Second, as to your claims that I fail to use any of the terms used by artists or art historians, please accept my heartfelt apologies. Your insight is incredible--I am neither an artist nor an art historian (though I am well-versed in history and can draw a mean stick figure). Should this prevent me from critiqing your work, or is your art not intended for "the masses"? After all, you critiqued my essay, and it's quite obvious that English composition, history, nor critical thinking are your strong suits. If you feel my critique of your work was unfair, well boo-hoo! Life isn't supposed to be fair. Of course, I could be wrong about the whole thing. Why don't you show me a review of the work by recognized art historian (other than someone affiliated with the project, of course)?

Third, on my "failure" to justify my conclusion. Did you not read the part about the lack of Summerian or Phoenician depictions? Or my criticism of choosing James Murray over Shakespeare? What about multiple uses of the same name on books, or the presence of Alan Turing?

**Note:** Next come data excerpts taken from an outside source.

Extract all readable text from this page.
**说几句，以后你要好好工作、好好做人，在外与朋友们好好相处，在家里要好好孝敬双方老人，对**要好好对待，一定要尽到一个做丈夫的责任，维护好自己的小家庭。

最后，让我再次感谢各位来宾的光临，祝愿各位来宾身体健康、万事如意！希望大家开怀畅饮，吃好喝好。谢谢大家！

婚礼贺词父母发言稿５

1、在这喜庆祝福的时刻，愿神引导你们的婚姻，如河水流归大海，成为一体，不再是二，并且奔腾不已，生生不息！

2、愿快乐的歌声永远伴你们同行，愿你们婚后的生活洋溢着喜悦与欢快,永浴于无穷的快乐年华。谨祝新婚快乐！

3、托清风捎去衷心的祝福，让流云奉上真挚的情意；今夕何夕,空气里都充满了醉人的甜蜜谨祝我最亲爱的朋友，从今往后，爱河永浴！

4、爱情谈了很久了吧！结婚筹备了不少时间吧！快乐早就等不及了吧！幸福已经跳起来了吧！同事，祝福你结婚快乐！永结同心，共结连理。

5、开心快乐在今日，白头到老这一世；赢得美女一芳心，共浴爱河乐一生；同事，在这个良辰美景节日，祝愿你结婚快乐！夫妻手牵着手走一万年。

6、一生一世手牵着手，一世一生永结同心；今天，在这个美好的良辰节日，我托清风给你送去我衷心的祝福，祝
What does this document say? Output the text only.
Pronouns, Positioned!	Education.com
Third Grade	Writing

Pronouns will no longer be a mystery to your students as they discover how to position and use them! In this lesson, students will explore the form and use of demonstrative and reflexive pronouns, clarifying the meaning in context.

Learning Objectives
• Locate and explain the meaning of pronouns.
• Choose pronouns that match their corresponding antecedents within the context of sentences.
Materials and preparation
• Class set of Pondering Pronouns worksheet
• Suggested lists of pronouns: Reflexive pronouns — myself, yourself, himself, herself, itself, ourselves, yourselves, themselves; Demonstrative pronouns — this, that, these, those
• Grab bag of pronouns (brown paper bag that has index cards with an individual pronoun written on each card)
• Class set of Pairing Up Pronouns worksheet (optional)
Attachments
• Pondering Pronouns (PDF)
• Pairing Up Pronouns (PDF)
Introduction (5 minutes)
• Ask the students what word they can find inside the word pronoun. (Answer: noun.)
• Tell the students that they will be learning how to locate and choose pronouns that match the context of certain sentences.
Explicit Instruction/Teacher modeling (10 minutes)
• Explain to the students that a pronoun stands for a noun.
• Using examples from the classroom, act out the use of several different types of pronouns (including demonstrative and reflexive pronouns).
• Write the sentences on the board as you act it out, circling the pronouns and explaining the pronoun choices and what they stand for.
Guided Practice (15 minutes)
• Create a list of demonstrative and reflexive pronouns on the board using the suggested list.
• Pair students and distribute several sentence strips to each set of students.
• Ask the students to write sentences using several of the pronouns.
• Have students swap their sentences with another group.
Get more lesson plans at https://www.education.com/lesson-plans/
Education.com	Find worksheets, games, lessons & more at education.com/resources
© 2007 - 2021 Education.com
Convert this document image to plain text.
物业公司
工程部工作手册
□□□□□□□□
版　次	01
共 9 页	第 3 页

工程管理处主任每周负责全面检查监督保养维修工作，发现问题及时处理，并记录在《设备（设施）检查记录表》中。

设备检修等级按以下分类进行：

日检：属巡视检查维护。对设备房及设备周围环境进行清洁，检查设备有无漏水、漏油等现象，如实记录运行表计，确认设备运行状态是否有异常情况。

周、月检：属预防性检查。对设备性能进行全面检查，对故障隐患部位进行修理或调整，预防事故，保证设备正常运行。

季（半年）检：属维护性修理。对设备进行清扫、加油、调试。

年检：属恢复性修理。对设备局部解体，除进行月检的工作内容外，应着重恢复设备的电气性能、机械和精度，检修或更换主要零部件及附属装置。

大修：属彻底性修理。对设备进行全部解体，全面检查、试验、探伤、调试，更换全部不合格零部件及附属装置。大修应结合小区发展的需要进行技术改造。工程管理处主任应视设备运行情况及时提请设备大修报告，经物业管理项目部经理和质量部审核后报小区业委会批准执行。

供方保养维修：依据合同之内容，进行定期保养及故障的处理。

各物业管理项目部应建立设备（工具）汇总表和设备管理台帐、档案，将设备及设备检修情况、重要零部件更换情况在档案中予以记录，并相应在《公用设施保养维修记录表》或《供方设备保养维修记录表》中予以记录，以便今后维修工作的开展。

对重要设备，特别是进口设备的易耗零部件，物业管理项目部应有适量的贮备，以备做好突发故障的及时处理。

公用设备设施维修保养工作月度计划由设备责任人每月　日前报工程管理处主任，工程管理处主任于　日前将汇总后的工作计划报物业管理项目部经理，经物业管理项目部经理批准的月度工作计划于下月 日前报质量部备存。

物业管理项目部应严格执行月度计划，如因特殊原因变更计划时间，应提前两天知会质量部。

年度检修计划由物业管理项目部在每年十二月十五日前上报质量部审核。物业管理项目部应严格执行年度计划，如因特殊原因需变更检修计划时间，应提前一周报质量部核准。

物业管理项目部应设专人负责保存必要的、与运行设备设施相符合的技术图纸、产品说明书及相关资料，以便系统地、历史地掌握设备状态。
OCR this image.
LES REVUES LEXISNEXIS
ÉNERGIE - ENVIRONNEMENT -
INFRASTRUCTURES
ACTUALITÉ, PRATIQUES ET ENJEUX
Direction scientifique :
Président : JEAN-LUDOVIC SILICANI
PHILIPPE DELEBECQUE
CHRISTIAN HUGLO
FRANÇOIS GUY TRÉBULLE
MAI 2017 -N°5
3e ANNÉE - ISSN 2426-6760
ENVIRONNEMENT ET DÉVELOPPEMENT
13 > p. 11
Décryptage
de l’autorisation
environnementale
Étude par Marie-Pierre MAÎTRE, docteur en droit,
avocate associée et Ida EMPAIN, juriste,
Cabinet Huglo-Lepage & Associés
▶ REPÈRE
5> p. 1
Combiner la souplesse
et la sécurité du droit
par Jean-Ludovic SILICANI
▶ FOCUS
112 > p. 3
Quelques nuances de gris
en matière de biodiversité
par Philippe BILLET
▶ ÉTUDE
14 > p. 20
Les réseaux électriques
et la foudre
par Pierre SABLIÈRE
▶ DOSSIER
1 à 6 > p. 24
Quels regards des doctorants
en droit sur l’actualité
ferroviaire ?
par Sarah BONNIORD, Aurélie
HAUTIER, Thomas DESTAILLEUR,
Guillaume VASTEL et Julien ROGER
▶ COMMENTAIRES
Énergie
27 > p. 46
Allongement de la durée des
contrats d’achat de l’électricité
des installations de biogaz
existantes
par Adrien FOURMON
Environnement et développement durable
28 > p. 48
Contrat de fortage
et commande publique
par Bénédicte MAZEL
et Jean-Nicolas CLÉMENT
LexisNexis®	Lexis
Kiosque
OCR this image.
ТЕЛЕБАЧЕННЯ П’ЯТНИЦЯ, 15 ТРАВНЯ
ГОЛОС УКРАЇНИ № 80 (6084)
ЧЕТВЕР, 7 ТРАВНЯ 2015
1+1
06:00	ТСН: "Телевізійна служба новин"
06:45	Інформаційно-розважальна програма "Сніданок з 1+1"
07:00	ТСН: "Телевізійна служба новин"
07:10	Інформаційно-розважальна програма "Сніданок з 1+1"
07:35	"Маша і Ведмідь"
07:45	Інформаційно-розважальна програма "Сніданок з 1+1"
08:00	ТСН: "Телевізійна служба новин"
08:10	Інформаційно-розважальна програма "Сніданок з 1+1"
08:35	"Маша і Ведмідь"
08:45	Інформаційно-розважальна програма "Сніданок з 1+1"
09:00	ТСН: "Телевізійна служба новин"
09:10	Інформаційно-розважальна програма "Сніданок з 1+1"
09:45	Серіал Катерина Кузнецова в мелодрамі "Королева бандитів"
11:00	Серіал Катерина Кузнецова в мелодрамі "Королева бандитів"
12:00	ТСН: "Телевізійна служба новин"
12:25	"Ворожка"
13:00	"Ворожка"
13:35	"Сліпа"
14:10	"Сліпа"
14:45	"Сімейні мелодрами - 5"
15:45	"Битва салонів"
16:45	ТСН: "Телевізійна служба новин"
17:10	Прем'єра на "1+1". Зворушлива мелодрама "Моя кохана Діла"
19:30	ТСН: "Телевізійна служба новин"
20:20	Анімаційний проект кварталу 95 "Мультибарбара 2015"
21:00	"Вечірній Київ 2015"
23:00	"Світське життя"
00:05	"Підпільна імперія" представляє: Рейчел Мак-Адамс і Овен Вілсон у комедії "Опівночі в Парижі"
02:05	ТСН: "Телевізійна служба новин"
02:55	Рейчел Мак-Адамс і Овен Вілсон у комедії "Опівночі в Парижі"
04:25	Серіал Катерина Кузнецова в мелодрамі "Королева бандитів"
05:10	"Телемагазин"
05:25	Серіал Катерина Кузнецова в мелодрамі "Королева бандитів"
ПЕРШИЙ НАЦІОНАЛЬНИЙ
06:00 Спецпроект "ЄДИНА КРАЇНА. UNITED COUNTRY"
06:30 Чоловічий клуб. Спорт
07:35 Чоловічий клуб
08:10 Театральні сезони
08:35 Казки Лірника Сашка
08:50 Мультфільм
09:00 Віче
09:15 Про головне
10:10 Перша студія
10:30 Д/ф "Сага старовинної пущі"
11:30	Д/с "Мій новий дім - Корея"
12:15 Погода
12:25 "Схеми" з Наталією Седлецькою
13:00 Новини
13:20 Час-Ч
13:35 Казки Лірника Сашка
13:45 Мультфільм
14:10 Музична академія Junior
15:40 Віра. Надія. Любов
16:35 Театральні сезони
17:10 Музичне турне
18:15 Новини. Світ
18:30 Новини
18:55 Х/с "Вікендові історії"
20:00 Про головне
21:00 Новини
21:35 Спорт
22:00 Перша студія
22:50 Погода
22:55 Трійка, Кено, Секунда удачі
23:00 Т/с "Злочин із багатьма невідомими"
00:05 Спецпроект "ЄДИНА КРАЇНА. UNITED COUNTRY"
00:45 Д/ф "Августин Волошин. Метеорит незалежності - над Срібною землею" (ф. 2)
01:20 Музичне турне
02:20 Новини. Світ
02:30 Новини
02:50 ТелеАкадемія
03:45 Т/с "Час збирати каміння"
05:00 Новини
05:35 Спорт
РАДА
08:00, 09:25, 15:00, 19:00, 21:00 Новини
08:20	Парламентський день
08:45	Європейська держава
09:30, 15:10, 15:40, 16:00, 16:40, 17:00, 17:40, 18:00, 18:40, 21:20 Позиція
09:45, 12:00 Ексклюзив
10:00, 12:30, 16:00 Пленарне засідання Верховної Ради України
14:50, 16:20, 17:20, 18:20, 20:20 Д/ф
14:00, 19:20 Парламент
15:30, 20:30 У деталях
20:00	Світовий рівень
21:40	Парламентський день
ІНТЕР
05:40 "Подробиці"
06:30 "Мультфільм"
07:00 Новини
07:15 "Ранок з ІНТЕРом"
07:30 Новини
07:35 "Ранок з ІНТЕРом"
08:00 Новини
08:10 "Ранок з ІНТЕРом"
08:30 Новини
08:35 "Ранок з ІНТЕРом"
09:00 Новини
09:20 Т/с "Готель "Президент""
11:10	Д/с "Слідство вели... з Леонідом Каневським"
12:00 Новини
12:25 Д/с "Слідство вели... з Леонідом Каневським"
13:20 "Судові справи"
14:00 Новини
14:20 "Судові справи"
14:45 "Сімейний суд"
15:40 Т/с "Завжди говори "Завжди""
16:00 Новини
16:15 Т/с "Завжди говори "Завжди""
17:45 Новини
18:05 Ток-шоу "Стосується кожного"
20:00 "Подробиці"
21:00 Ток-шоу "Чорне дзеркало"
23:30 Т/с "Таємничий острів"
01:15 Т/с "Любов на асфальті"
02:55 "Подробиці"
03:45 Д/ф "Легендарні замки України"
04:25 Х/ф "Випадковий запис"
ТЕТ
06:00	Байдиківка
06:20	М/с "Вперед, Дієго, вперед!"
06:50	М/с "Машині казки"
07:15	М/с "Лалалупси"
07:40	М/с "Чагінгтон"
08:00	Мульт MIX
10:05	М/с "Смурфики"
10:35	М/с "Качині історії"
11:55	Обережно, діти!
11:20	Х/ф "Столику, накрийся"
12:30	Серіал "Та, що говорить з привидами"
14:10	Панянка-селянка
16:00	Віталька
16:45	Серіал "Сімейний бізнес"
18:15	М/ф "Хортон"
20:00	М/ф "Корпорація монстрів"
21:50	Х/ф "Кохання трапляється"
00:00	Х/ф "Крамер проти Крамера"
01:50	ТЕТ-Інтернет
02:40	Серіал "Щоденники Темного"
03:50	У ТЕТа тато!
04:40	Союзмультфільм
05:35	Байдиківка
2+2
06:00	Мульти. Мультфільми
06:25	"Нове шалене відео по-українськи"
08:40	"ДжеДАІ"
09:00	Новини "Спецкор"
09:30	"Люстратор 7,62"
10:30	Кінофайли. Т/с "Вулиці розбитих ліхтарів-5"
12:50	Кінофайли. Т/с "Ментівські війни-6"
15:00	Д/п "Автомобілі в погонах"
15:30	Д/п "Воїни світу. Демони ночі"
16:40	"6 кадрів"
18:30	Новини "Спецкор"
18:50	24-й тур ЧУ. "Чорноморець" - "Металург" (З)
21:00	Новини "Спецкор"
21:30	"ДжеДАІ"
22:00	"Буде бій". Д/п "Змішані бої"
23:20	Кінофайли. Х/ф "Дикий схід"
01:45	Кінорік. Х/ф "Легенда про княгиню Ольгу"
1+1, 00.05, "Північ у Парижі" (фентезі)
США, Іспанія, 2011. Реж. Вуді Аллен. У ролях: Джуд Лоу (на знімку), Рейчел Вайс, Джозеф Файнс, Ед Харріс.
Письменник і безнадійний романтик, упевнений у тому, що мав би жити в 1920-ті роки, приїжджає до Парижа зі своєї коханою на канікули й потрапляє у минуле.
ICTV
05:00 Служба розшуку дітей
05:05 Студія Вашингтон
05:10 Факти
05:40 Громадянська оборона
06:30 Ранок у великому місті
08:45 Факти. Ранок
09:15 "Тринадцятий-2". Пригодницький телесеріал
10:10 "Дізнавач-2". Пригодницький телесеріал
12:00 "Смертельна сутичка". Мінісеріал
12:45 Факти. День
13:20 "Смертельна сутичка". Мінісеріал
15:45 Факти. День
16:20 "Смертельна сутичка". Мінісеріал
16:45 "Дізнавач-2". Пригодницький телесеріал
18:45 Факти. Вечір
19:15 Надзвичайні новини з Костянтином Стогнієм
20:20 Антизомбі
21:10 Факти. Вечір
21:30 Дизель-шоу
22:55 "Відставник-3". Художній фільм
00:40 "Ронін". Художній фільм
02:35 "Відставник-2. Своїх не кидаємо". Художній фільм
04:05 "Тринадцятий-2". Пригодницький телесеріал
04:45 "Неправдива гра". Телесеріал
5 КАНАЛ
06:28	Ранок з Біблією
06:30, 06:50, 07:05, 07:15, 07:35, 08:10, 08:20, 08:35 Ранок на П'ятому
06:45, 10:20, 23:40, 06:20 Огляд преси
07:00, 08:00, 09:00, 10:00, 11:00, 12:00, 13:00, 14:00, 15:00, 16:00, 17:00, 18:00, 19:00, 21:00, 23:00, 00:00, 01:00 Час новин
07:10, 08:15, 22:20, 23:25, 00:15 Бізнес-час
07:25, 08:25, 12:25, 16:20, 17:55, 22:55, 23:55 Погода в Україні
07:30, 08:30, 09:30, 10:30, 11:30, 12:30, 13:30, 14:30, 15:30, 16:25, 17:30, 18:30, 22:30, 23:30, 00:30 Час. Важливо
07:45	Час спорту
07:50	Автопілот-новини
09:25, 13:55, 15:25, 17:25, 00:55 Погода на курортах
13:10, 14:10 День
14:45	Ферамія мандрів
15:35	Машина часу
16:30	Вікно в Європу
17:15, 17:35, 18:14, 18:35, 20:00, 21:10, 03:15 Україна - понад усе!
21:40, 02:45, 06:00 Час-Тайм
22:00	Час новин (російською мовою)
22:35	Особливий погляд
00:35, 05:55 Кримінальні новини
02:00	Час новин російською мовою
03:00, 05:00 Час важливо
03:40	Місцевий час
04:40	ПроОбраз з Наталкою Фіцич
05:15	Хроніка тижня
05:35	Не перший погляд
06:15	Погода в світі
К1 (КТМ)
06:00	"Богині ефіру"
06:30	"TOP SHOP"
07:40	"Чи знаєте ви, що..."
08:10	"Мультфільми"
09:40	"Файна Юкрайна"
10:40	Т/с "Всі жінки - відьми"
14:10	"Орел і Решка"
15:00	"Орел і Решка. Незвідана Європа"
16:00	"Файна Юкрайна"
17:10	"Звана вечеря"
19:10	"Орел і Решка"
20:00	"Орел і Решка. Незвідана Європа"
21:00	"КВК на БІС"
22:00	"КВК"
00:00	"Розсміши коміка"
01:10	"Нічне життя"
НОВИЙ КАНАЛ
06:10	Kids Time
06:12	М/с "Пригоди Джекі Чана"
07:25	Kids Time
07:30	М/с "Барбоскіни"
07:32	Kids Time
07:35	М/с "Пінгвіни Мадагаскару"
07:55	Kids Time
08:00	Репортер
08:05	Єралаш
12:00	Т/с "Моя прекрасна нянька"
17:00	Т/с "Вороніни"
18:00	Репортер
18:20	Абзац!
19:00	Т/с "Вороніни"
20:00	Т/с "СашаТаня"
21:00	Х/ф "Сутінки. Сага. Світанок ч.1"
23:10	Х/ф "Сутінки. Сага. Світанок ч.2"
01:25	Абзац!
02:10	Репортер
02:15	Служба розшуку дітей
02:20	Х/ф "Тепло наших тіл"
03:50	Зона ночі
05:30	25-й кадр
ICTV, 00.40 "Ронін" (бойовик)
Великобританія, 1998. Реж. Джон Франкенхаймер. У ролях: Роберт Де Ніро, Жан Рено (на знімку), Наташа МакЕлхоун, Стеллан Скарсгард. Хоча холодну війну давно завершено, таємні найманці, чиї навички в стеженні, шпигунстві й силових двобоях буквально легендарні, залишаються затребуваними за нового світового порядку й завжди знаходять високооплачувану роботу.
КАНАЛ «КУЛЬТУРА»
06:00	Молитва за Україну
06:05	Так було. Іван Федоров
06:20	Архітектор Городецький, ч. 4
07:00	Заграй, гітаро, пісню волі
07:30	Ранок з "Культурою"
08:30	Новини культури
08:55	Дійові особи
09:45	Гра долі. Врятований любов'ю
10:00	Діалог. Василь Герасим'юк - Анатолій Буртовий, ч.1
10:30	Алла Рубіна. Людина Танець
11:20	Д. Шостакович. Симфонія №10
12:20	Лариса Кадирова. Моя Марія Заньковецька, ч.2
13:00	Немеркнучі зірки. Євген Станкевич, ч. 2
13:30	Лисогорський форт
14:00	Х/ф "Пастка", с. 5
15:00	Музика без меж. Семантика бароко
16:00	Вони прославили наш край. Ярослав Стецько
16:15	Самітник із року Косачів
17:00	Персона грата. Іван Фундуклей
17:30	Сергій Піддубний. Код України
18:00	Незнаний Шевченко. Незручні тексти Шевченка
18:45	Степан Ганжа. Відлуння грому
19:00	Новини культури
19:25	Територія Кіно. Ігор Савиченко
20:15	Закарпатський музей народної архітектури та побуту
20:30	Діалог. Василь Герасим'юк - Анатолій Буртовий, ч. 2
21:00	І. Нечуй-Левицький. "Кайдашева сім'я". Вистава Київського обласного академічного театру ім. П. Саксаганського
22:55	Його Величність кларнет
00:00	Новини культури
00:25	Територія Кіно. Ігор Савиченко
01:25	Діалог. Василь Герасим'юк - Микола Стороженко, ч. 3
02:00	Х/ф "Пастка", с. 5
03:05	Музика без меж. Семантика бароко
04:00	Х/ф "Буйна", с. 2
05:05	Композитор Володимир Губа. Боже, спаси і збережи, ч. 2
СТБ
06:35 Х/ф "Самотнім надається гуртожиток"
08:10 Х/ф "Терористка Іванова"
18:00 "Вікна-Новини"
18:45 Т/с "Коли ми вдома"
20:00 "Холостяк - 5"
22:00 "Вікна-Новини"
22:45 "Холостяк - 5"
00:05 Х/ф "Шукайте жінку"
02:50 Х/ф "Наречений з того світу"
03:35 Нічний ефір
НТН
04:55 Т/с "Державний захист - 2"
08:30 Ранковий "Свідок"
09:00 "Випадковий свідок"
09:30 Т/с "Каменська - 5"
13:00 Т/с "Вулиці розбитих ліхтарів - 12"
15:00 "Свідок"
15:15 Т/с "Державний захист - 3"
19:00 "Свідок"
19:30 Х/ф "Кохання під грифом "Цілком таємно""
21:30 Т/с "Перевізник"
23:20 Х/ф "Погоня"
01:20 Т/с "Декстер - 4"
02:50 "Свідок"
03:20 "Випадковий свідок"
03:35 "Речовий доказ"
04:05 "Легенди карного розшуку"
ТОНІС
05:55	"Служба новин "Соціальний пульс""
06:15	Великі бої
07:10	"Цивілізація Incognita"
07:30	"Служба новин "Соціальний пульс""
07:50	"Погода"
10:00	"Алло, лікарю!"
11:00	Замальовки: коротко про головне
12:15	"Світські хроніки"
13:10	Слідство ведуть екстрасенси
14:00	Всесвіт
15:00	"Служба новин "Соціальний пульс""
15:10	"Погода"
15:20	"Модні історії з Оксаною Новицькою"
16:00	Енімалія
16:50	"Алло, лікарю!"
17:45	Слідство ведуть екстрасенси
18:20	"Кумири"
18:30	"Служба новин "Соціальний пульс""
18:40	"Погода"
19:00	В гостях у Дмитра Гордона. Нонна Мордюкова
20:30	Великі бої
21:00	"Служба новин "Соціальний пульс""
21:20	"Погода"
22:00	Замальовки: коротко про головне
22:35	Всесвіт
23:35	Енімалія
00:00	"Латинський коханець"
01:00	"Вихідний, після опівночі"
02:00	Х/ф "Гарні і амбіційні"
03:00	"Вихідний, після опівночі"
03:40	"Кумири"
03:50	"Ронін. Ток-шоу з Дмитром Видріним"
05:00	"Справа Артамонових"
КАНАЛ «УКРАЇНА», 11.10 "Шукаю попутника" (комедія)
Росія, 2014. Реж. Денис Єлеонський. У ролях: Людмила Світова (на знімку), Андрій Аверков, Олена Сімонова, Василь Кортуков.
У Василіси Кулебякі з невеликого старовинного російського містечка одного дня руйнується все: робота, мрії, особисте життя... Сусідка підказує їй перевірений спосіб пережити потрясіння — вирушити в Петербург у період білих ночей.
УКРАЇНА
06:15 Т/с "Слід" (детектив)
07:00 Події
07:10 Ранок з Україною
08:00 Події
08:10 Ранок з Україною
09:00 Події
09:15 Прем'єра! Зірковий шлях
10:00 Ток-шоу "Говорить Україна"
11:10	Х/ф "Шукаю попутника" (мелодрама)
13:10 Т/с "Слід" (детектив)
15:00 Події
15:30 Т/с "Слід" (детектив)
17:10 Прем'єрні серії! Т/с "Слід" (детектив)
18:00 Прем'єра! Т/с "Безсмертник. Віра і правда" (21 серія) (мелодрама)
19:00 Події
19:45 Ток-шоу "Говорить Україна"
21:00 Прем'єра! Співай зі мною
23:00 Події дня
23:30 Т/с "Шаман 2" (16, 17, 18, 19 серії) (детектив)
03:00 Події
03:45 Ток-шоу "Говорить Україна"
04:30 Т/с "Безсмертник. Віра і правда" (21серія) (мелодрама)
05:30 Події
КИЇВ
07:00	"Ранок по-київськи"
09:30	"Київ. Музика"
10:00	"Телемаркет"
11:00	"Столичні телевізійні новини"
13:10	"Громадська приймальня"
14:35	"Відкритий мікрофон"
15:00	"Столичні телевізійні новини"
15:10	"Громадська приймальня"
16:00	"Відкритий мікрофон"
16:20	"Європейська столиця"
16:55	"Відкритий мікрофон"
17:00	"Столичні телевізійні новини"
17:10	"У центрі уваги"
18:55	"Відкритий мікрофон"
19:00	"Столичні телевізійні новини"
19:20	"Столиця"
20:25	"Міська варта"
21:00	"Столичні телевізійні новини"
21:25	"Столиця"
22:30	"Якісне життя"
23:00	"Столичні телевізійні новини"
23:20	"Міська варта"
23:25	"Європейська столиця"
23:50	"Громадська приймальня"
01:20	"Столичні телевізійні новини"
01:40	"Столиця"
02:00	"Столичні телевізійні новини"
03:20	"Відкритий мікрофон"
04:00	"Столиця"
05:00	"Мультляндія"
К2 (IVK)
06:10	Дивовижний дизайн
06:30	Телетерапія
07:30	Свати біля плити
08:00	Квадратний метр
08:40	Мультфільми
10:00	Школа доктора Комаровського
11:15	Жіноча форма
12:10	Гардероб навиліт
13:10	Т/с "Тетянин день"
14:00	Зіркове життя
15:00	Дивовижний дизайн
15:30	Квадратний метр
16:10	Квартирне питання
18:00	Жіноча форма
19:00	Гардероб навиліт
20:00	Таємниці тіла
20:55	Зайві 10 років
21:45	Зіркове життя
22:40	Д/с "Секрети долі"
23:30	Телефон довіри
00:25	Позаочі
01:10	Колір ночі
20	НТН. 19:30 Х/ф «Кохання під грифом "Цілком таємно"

Fourth, just because someone can write better than you doesn't necessarily mean they're an English major. My major just happens to be history, though I certainly can write circles around most English majors.

Fifth, Alexander the Great. You'll notice that I mentioned he was responsible for the library of Alexandria, as well as for spreading Hellenic (that means "Greek") culture throughout the "known" world. And claiming that your use of his name is a "metaphor" is a bit of a stretch--I believe "allusion" (that which "alludes" to something) is the word you're looking for.

Sixth, your squeal "They didn't even have books back then!" is the height of ignorance, and proves that you're completely unqualified to be working on anything depicting the history of writing. Why the hell did Alexander build a damn library if they didn't have books? Are you trying to tell me the writings of Aristotle, Euclid, Plato, Sun Tzu, Xenophon, etc, have all been faked?

Finally, I would make my own mural, but I doubt anyone would let me paint stick figures on the walls of IUS. Though I'm not an artist, I'd do a little research about my subject matter first, in order to prevent smartassed non-artist types from calling me out on my shoddy work.

I'm looking forward to attending your next exhibit.



Fuck, I'm too damn polite to these rump-fuckers.